Sunday, May 4, 2014

Chaco Canyon

Been off the grid for past 4 days whilst in Chaco Canyon. Longer post here

120 miles west from Abiquiu and Ghost Ranch we enter into Chaco Canyon or Chaco Cultural Historical Park as it is known today. The first 100 miles were all blacktop good road through Jemez mountains and then high plateau.  The last 21 miles were dirt and gravel roads.  We expected these roads to be rough.  In fact, they used to be but most was pretty good gravel where we managed 30 mph.  the last 4 miles were soft sand washboard roads at 10-12 mph.  
South East Entrance with Zajada Butte.  Campsite behind butte
We enter from the north side.  The road turns blacktop again as it is in the whole park (all 12 miles of road.  Good thing we refueled the jeep in Cuba, New Mexico.  We had thought we would bike around but the first two days were windy.
Artsy shot of Zajada Bluff
On the second evening I drove out to southeast entrance to photograph Zajada Butte at sunset.  Saw some elk grazing in the field.  Apparently, there are a number seep springs at which the elk get water to drink. Didn't know we would see elk out here but there were at least two signs warning of them.

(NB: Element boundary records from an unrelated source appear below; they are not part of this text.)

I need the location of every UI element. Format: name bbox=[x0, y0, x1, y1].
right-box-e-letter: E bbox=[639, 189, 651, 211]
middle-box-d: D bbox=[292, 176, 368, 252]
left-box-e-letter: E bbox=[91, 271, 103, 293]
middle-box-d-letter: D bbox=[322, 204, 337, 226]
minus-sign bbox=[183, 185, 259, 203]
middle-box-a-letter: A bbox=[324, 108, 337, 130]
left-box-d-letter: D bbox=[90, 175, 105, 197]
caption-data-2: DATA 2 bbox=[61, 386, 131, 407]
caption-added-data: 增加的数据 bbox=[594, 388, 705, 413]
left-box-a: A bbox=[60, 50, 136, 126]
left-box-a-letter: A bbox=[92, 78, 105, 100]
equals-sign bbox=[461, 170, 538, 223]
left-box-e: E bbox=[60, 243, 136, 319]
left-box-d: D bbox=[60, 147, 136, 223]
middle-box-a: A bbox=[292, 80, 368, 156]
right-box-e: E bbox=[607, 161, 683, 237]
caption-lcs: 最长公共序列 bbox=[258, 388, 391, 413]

Our campsite at Gallo Campground. 
When we decided to drive into Chaco we were concerned that we get in there and find the campground full.  Heretofore reservations could not be made.  We called ahead to the visitor center and were told to call back in a while when they had checked the campsite.  So we trusted our intuition and drove ahead to Cuba.  Now halfway to Chaco and really out in the middle of nowhere west of Jemez Mountains, we called again.  There were 4-5 sites available.  Hmm.  Any fit us?  We will see.  We drove into Chaco and, sure enough, we found 2 open spots in which we could fit.  Whew. eaney, meaney, miney mo. we selected one and enjoyed it.  Despite being in the middle and facing the cliffs, the other campsites were mostly occupied by tent campers so the view was unobstructed. 

We toured the grounds and stopped at the visitors center and a couple minor ruins that first day.  Very windy and we felt beaten up by both the drive and the wind.  We hunkered down back in the RV for dinner, reading and early bed.

The next day, our first big hike was to the Mesa overlooking downtown Chaco. Called the Pueblo Alto loop it featured a dramatic climb up through a narrow rock split to the top of the mesa then a loop along the mesa then back across the mesa to the Pueblo Alto Ruins.

Hiking up through this narrow split rock trail
As you can see it is quite narrow and steep.  The Chacoans used this route to access the north roads out of canyon and built a big pueblo on top.

Climbing through this canyon
 We climbed up about 250 feet through narrow split rock canyon.  I almost had to turn sideways.  Imagined the Chacoans climbing up here.  They were, on average, smaller than Sraddha.  Easey Peasey for them.
View from the top.  See out Jeep down below?
 Once on top the views were stunning in all directions.  We could see the 60-70 miles distant.  Jemez Mountains in east, Chuska Mountains (Arizona border) in west, snow capped San Juan Mountains in Colorado in North.

Sandstone Mesa
The mesa is all sandstone with lots of shrimp and oyster fossils from a bygone age.  This area used to be an ancient seashore.
Ancient burrowing shrimp fossils in sandstone
The mesa also offers an overview of downtown Chaco.  Pueblo Bonito had over 800 rooms.  At the height of a festival season, there might be several thousand visitors at one time.  Permanent residents might have been a few hundred.
Overlooking Pueblo Bonito  3 acres of rooms
The ruins were pretty amazing.  I am not a big "let's go see ancient ruins" guy but this was really a site to behold.  We had fun imagining what it must have been like 1,000 years ago when Chaco Canyon was the spiritual and cultural center of the ancient Pueblans.

We continued our hike around the mesa.  Saw this little "garden" as Sraddha said.  All kinds of coloeed algae and plants.  Lots of flowers.  Even got buzzed by a broad tailed hummingbird who thought we were encroaching on his flower field.
Sandstone "garden"
We spent 3 nights in Chaco Canyon.  Wonderful sunsets, cold mornings, windy and warm days, sore feet.  We hiked 80% of the trails.  Now we have departed with a better sense of perspective on an ancient culture.   We learned a lot about the what's, a little about the how's (more next post), and almost nothing about the why of the origins of this culture and it's fate.  Clues have been unearthed by archeologists but nothing definite.  Chaco remains an amazing place and a mystery which may never be solved.  But worth visiting.